An echo of this is found in steps one and two of Twelve Steps and Twelve Traditions, a publication of Alcoholics Anonymous which states:
“We admitted that we were powerless over alcohol — that our lives had become unmanageable . . . that a Power greater than ourselves could restore us to sanity.”
It’s not just alcoholics that are powerless; there is a “ring of power” that holds all humanity in bondage.
The Word of God tells us that only by God’s Spirit can the welfare of humanity be advanced. A choice presents itself to us: our way, or God’s way. We are a “get ’er done!” culture. It’s hard to admit that with all our technology and know how, we have not yet been able to bring peace and justice to the Earth, though we have laboured for centuries.

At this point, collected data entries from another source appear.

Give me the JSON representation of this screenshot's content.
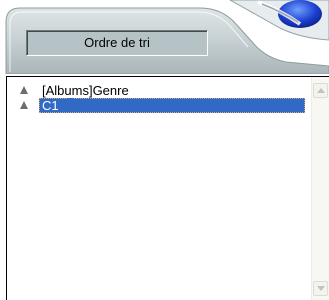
{
  "header": {
    "sort_label": "Ordre de tri"
  },
  "list": {
    "items": [
      {
        "label": "[Albums]Genre",
        "selected": false
      },
      {
        "label": "C1",
        "selected": true
      }
    ]
  },
  "colors": {
    "selection": "#316ac5",
    "skin_gray": "#b6c3c6",
    "triangle": "#6d6d6d"
  },
  "icons": {
    "sort_ascending": "triangle-up-icon",
    "scroll_up": "scroll-up-arrow-icon",
    "scroll_down": "scroll-down-arrow-icon",
    "decoration": "blue-orb-ornament"
  }
}
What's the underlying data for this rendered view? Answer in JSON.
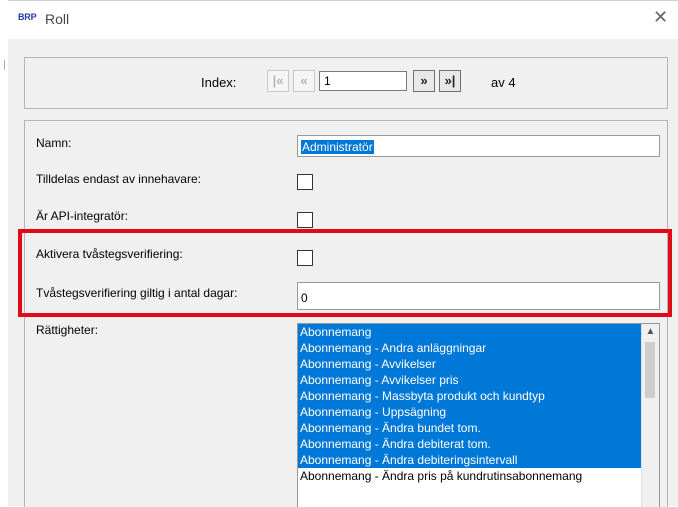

Let’s face it; if humanity could have saved itself, we’d have done it already. Who are we? We are the mortal gods who must fiercely and stubbornly do it our way or die in the trying.
The season of Pentecost is a call to yield to God’s Spirit, to quit forging ahead with our own power and agendas.
In Luke’s Gospel, the Apostles were told to remain in Jerusalem until they were “. . . clothed with power from on high . . . ” (Luke 24:49). Jesus was warning the disciples that their own power would get in the way and even frustrate God’s plan of salvation. Christianity is not a religion nor a system of ethics; it is a revealed faith that yields to the power of God in Jesus Christ to work salvation in the heart of humanity. God sent His Spirit upon the Apostles to give them the power to speak and to live the Gospel.
I recognized an example of this played out a number of years ago in the Philippines. The repressive regime of Ferdinand Marcos was not defeated by another coup, but by a peaceful protest where lines of ordinary, unarmed people courageously and prayerfully faced down tanks and guns.
This made way for the more moderate administration at the time of Corazon Aquino. I saw in this event the power of God’s Spirit changing a society where the spirit of man could well have made matters much worse.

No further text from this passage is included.